If after execution no errors came up, the instantiated module proceeds to the final stage. Here, any concrete values that cannot be generically checked from the abstract representation are checked or inferred. The bounds of integers, array sizes, and parameters of submodules are checked or inferred.
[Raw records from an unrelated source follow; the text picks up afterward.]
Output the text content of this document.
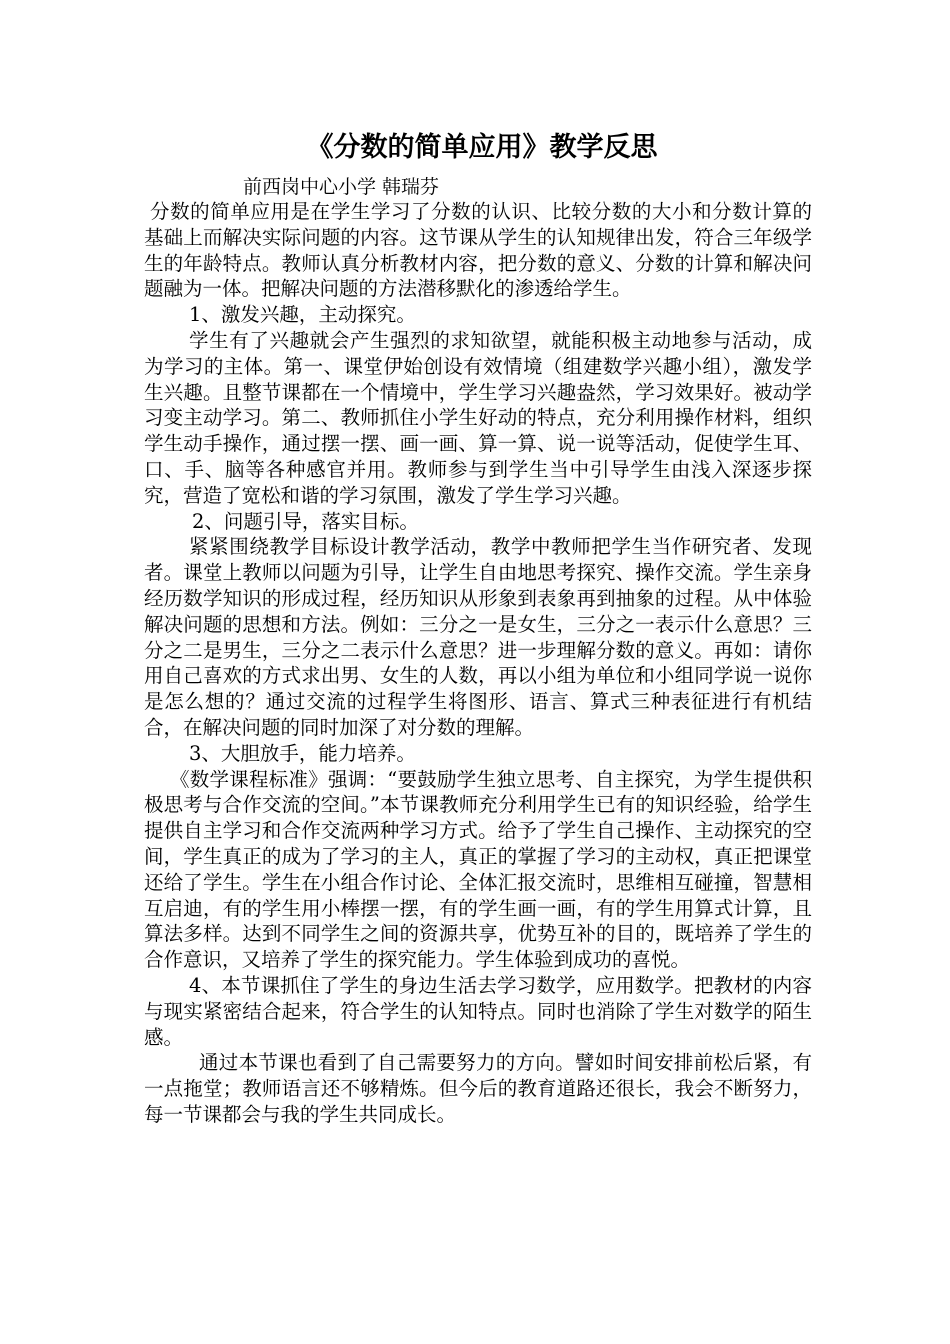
《分数的简单应用》教学反思
前西岗中心小学 韩瑞芬

分数的简单应用是在学生学习了分数的认识、比较分数的大小和分数计算的基础上而解决实际问题的内容。这节课从学生的认知规律出发，符合三年级学生的年龄特点。教师认真分析教材内容，把分数的意义、分数的计算和解决问题融为一体。把解决问题的方法潜移默化的渗透给学生。

1、激发兴趣，主动探究。

学生有了兴趣就会产生强烈的求知欲望，就能积极主动地参与活动，成为学习的主体。第一、课堂伊始创设有效情境（组建数学兴趣小组），激发学生兴趣。且整节课都在一个情境中，学生学习兴趣盎然，学习效果好。被动学习变主动学习。第二、教师抓住小学生好动的特点，充分利用操作材料，组织学生动手操作，通过摆一摆、画一画、算一算、说一说等活动，促使学生耳、口、手、脑等各种感官并用。教师参与到学生当中引导学生由浅入深逐步探究，营造了宽松和谐的学习氛围，激发了学生学习兴趣。

2、问题引导，落实目标。

紧紧围绕教学目标设计教学活动，教学中教师把学生当作研究者、发现者。课堂上教师以问题为引导，让学生自由地思考探究、操作交流。学生亲身经历数学知识的形成过程，经历知识从形象到表象再到抽象的过程。从中体验解决问题的思想和方法。例如：三分之一是女生，三分之一表示什么意思？三分之二是男生，三分之二表示什么意思？进一步理解分数的意义。再如：请你用自己喜欢的方式求出男、女生的人数，再以小组为单位和小组同学说一说你是怎么想的？通过交流的过程学生将图形、语言、算式三种表征进行有机结合，在解决问题的同时加深了对分数的理解。

3、大胆放手，能力培养。

《数学课程标准》强调：“要鼓励学生独立思考、自主探究，为学生提供积极思考与合作交流的空间。”本节课教师充分利用学生已有的知识经验，给学生提供自主学习和合作交流两种学习方式。给予了学生自己操作、主动探究的空间，学生真正的成为了学习的主人，真正的掌握了学习的主动权，真正把课堂还给了学生。学生在小组合作讨论、全体汇报交流时，思维相互碰撞，智慧相互启迪，有的学生用小棒摆一摆，有的学生画一画，有的学生用算式计算，且算法多样。达到不同学生之间的资源共享，优势互补的目的，既培养了学生的合作意识，又培养了学生的探究能力。学生体验到成功的喜悦。

4、本节课抓住了学生的身边生活去学习数学，应用数学。把教材的内容与现实紧密结合起来，符合学生的认知特点。同时也消除了学生对数学的陌生感。

通过本节课也看到了自己需要努力的方向。譬如时间安排前松后紧，有一点拖堂；教师语言还不够精炼。但今后的教育道路还很长，我会不断努力，每一节课都会与我的学生共同成长。
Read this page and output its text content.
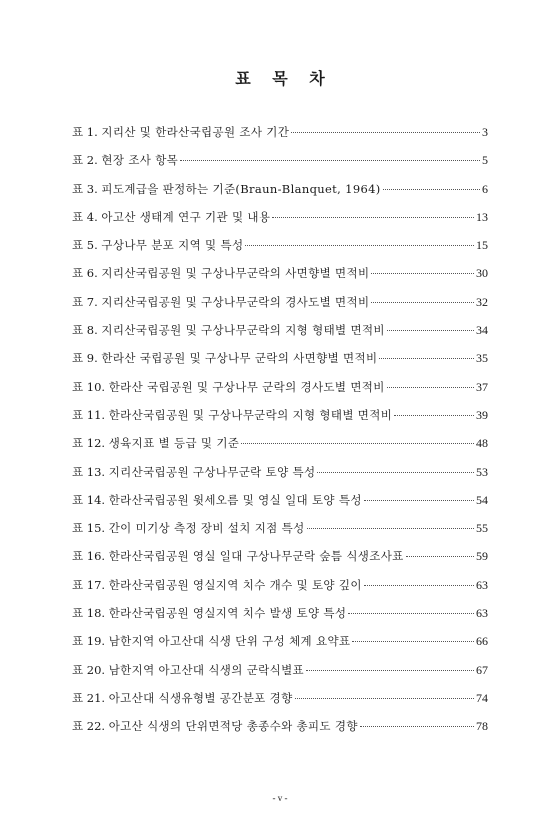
표 목 차
표 1.
지리산 및 한라산국립공원 조사 기간	3
표 2.
현장 조사 항목	5
표 3.
피도계급을 판정하는 기준(Braun-Blanquet, 1964)	6
표 4.
아고산 생태계 연구 기관 및 내용	13
표 5.
구상나무 분포 지역 및 특성	15
표 6.
지리산국립공원 및 구상나무군락의 사면향별 면적비	30
표 7.
지리산국립공원 및 구상나무군락의 경사도별 면적비	32
표 8.
지리산국립공원 및 구상나무군락의 지형 형태별 면적비	34
표 9.
한라산 국립공원 및 구상나무 군락의 사면향별 면적비	35
표 10.
한라산 국립공원 및 구상나무 군락의 경사도별 면적비	37
표 11.
한라산국립공원 및 구상나무군락의 지형 형태별 면적비	39
표 12.
생육지표 별 등급 및 기준	48
표 13.
지리산국립공원 구상나무군락 토양 특성	53
표 14.
한라산국립공원 윗세오름 및 영실 일대 토양 특성	54
표 15.
간이 미기상 측정 장비 설치 지점 특성	55
표 16.
한라산국립공원 영실 일대 구상나무군락 숲틈 식생조사표	59
표 17.
한라산국립공원 영실지역 치수 개수 및 토양 깊이	63
표 18.
한라산국립공원 영실지역 치수 발생 토양 특성	63
표 19.
남한지역 아고산대 식생 단위 구성 체계 요약표	66
표 20.
남한지역 아고산대 식생의 군락식별표	67
표 21.
아고산대 식생유형별 공간분포 경향	74
표 22.
아고산 식생의 단위면적당 총종수와 총피도 경향	78
- v -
When all of a submodule's parameters become known, it is instantiated recursively.

Let's say we've got another module:

module OneHotPlusOne {
  input int#(FROM: 0, TO: 4) idx
  output bool[] bits
  
  int idx_plus_one = idx + 1
  
  ToOneHot toh
  
  toh.idx = idx_plus_one
  bits = toh.bits
}

The bounds of idx_plus_one are inferred:

module OneHotPlusOne {
  input int#(FROM: 0, TO: 4) idx
  output bool[] bits
  
  int#(FROM: 1, TO: 5) idx_plus_one = idx + 1
  
  ToOneHot toh
  
  toh.idx = idx_plus_one
  bits = toh.bits
}

From this, the SIZE parameter of toh is inferred:

module OneHotPlusOne {
  input int#(FROM: 0, TO: 4) idx
  output bool[] bits
  
  int#(FROM: 1, TO: 5) idx_plus_one = idx + 1    // *
  
  ToOneHot#(SIZE: 5) toh
  
  toh.idx = idx_plus_one
  bits = toh.bits
}

ToOneHot#(SIZE: 5) is instantiated as ToOneHot_SIZE_5, and since its output port output bool[5] bits has a known size, we infer that our bits output should also have size 5:

module OneHotPlusOne {
  input int#(FROM: 0, TO: 4) idx
  output bool[5] bits                            // *
  
  int#(FROM: 1, TO: 5) idx_plus_one = idx + 1
  
  ToOneHot_SIZE_5 toh                            // *
  
  toh.idx = idx_plus_one
  bits = toh.bits
}

Finally, although we didn't cover it in this section, Latency Counting occurs here too.